How Our Names Turn into Light

by Todd Davis Issue: Fall 2015
One man hammers stone

      in the middle of a quarry; another

cuts blocks from its side. In faraway cities

      monuments are constructed, and the abandoned

pit fills with water and fish. Grain by grain

      the mountains diminish. In one sacred story

Christ bends to write in the sand; today, in this place,

      clouds shadow goldenrod fringe: bees and flies

moan with the pleasures of pollen

      smeared on abdomens. With legs heavy

from treasure, it’s difficult to remember

      that farther north polar bears starve

as sea-ice recedes. Where we’ve fractured

      the earth’s scapula, grief shudders involuntarily

like an aspen leaf. Some would have us believe

      that death is consensual.
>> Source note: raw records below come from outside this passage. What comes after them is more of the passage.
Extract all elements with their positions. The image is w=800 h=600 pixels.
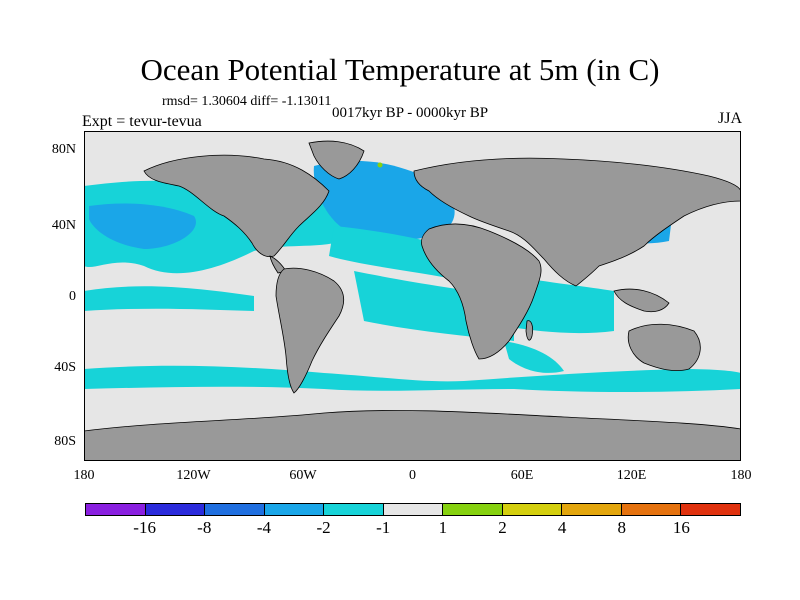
longitude-label: 60E bbox=[510, 468, 534, 483]
colorbar-label: -8 bbox=[197, 518, 212, 537]
australia bbox=[627, 323, 701, 371]
colorbar-label: 2 bbox=[498, 518, 507, 537]
latitude-label: 80S bbox=[54, 434, 76, 449]
latitude-label: 0 bbox=[69, 289, 76, 304]
colorbar-label: -1 bbox=[376, 518, 391, 537]
southern-ocean-anomaly bbox=[84, 365, 741, 392]
colorbar-swatch bbox=[324, 504, 384, 515]
equatorial-pacific-anomaly bbox=[84, 286, 254, 311]
longitude-label: 180 bbox=[730, 468, 752, 483]
colorbar-label: 8 bbox=[617, 518, 626, 537]
map-title: Ocean Potential Temperature at 5m (in C) bbox=[140, 52, 660, 87]
agulhas-anomaly bbox=[504, 341, 564, 373]
north-america bbox=[143, 154, 330, 258]
eurasia bbox=[413, 157, 741, 287]
latitude-label: 80N bbox=[51, 142, 76, 157]
colorbar-label: 4 bbox=[557, 518, 567, 537]
colorbar-label: 16 bbox=[672, 518, 690, 537]
colorbar-swatch bbox=[264, 504, 325, 515]
colorbar-swatch bbox=[145, 504, 206, 515]
positive-anomaly-spot bbox=[377, 162, 383, 168]
colorbar-label: 1 bbox=[438, 518, 448, 537]
colorbar-swatch bbox=[383, 504, 444, 515]
maritime-continent bbox=[613, 288, 670, 313]
latitude-label: 40N bbox=[51, 218, 76, 233]
longitude-label: 120W bbox=[176, 468, 211, 483]
north-pacific-core-anomaly bbox=[89, 203, 196, 249]
longitude-label: 180 bbox=[73, 468, 95, 483]
colorbar-swatch bbox=[681, 504, 741, 515]
madagascar bbox=[525, 320, 534, 341]
colorbar-swatch bbox=[86, 504, 146, 515]
colorbar-swatch bbox=[562, 504, 622, 515]
map-frame bbox=[84, 131, 741, 461]
longitude-label: 60W bbox=[289, 468, 317, 483]
experiment-label: Expt = tevur-tevua bbox=[82, 113, 202, 130]
subtropical-atlantic-anomaly bbox=[329, 226, 464, 281]
colorbar-swatch bbox=[621, 504, 682, 515]
season-label: JJA bbox=[717, 110, 742, 127]
south-america bbox=[275, 267, 345, 394]
colorbar-swatch bbox=[205, 504, 265, 515]
longitude-label: 0 bbox=[409, 468, 416, 483]
colorbar bbox=[85, 503, 741, 516]
africa bbox=[421, 223, 542, 360]
rmsd-diff-stats: rmsd= 1.30604 diff= -1.13011 bbox=[162, 94, 332, 109]
greenland bbox=[308, 140, 365, 180]
latitude-label: 40S bbox=[54, 360, 76, 375]
colorbar-label: -4 bbox=[256, 518, 271, 537]
longitude-label: 120E bbox=[616, 468, 647, 483]
time-period: 0017kyr BP - 0000kyr BP bbox=[331, 105, 489, 121]
colorbar-label: -16 bbox=[133, 518, 156, 537]
temperature-difference-map bbox=[84, 131, 741, 461]
colorbar-swatch bbox=[443, 504, 503, 515]
colorbar-swatch bbox=[502, 504, 563, 515]
antarctica bbox=[84, 410, 741, 461]
colorbar-label: -2 bbox=[316, 518, 331, 537]
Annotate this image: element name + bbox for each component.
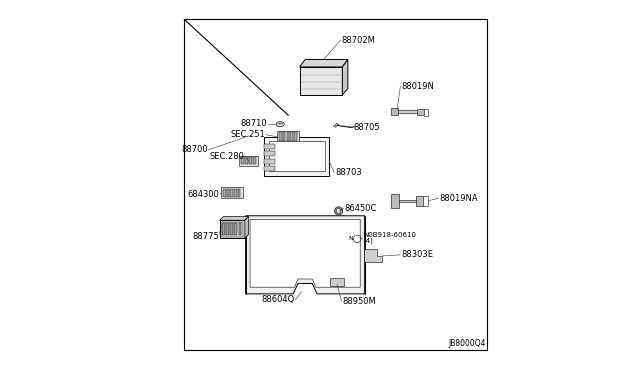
Text: 88703: 88703	[335, 168, 362, 177]
Polygon shape	[221, 222, 243, 237]
Polygon shape	[230, 223, 233, 235]
Polygon shape	[234, 223, 237, 235]
Polygon shape	[264, 144, 275, 149]
Text: 86450C: 86450C	[344, 204, 376, 213]
Polygon shape	[283, 132, 285, 141]
Text: 684300: 684300	[188, 190, 220, 199]
Polygon shape	[253, 157, 256, 164]
Text: N: N	[348, 236, 353, 241]
Polygon shape	[223, 189, 225, 197]
Text: JB8000Q4: JB8000Q4	[448, 339, 486, 348]
Polygon shape	[227, 223, 229, 235]
Polygon shape	[364, 249, 383, 262]
Polygon shape	[245, 217, 248, 238]
Polygon shape	[264, 137, 330, 176]
Polygon shape	[279, 132, 282, 141]
Polygon shape	[416, 196, 424, 206]
Text: SEC.251: SEC.251	[230, 130, 266, 139]
Polygon shape	[277, 131, 299, 142]
Polygon shape	[222, 223, 225, 235]
Polygon shape	[294, 132, 296, 141]
Text: 88700: 88700	[181, 145, 207, 154]
Text: 88710: 88710	[241, 119, 267, 128]
Ellipse shape	[276, 122, 284, 127]
Polygon shape	[241, 157, 244, 164]
Text: (4): (4)	[364, 237, 373, 244]
Circle shape	[337, 209, 341, 213]
Polygon shape	[230, 189, 233, 197]
Polygon shape	[250, 219, 360, 287]
Polygon shape	[390, 194, 399, 208]
Circle shape	[335, 207, 342, 215]
Polygon shape	[330, 278, 344, 286]
Text: SEC.280: SEC.280	[210, 153, 245, 161]
Polygon shape	[300, 60, 348, 67]
Polygon shape	[220, 217, 248, 220]
Polygon shape	[264, 166, 275, 171]
Polygon shape	[246, 216, 365, 294]
Polygon shape	[245, 157, 248, 164]
Polygon shape	[287, 132, 289, 141]
Text: 88303E: 88303E	[401, 250, 433, 259]
Text: 88775: 88775	[193, 232, 220, 241]
Text: 88604Q: 88604Q	[262, 295, 294, 304]
Text: 88019NA: 88019NA	[439, 194, 477, 203]
Polygon shape	[334, 124, 339, 127]
Polygon shape	[264, 151, 275, 156]
Polygon shape	[238, 189, 241, 197]
Polygon shape	[239, 156, 259, 166]
Polygon shape	[394, 110, 420, 113]
Polygon shape	[249, 157, 252, 164]
Polygon shape	[291, 132, 293, 141]
Polygon shape	[239, 223, 241, 235]
Text: 88705: 88705	[353, 123, 380, 132]
Text: 88019N: 88019N	[401, 82, 434, 91]
Polygon shape	[300, 67, 342, 95]
Polygon shape	[234, 189, 237, 197]
Text: 88950M: 88950M	[342, 297, 376, 306]
Polygon shape	[221, 187, 243, 198]
Polygon shape	[227, 189, 229, 197]
Polygon shape	[342, 60, 348, 95]
Polygon shape	[394, 200, 420, 202]
Polygon shape	[417, 109, 424, 115]
Polygon shape	[390, 108, 398, 115]
Polygon shape	[269, 141, 325, 171]
Text: N0B918-60610: N0B918-60610	[364, 232, 417, 238]
Polygon shape	[220, 220, 245, 238]
Text: 88702M: 88702M	[342, 36, 376, 45]
Polygon shape	[264, 159, 275, 164]
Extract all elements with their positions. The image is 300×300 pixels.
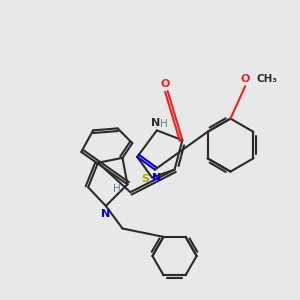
Text: N: N: [100, 209, 110, 219]
Text: N: N: [151, 118, 160, 128]
Text: H: H: [160, 119, 168, 129]
Text: S: S: [142, 174, 149, 184]
Text: CH₃: CH₃: [257, 74, 278, 84]
Text: H: H: [113, 184, 121, 194]
Text: O: O: [241, 74, 250, 84]
Text: O: O: [160, 79, 169, 89]
Text: N: N: [152, 173, 161, 183]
We should practice

gratefulness, as Basho did, who gave thanks

      for teeth to chew his evening meal of dried salmon.

The wind erases most of what’s written

      in the sand. The rain washes the rest.

Todd David, winner of the Gwendolyn Brooks Poetry Prize and the Chautauqua Editors Prize, is the author of five full-length collections of poetry, most recently Winterkill and In the Kingdom of the Ditch, both published by Michigan State University Press. He teaches creative writing, American literature, and environmental studies at Pennsylvania State University’s Altoona College and is a fellow in the Black Earth Institute.  New poems are published or forthcoming in Gettysburg Review, Alaska Quarterly Review, Arts & Letters, Poet Lore, and Poetry East.